(photo by Gary)
The leaf is from the American Chestnut, Castanea dentata. This is from a healthy sapling, that nearly certainly will die within the next 10 years. I just took this shot—one of hundreds I could have taken—near Little Stony Man Cliffs in Shenandoah National Park. Wikipedia tells us more:
Once an important hardwood timber tree, the American Chestnut is highly susceptible to chestnut blight, caused by an Asian bark fungus accidentally introduced into North America on imported Asiatic chestnut trees. The disease was first noticed on American Chestnut trees in what was then the New York Zoological Park in 1904. The airborne bark fungus spread 50 miles a year and in a few decades girdled and killed up to three billion American Chestnut trees. New shoots often sprout from the roots when the main stem dies, so the species has not yet become extinct. However, the stump sprouts rarely reach more than 6 meters (20 ft) in height before blight infection returns.
Here are 2 stunning statements:
It is estimated that the total number of chestnut trees in eastern North America was over three billion, and that 25 percent of the trees in the Appalachian Mountains were American Chestnut.
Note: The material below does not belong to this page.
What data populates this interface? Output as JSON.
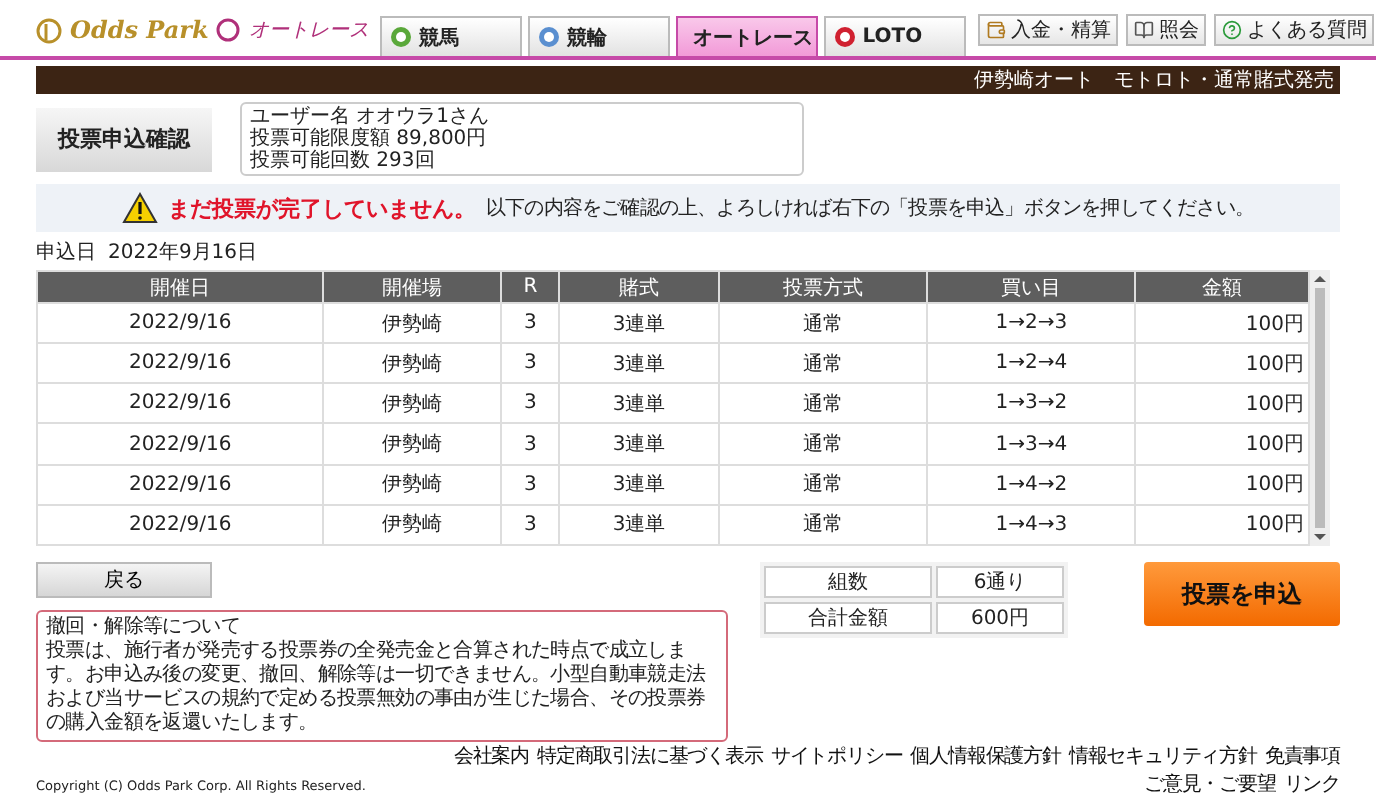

The number of large surviving American Chestnut trees over 60 centimeters (24 in) in diameter within the tree's former range is probably fewer than 100.
I always get excited when I see chestnut saplings when I run along the ridges of the Allegheny Mountains (for example, along the Appalachian Trail). They speak to me of perseverance and of hope.
The American Chestnut Foundation is agressively working to develop a blight-resistant strain, and results thus far look very promising. More here.
In today’s world where everything is known and already discovered, I hold out the hope that in a hidden hollow somewhere I will chance upon a mature, healthy specimen that has survived the blight. And I will no doubt weep for joy.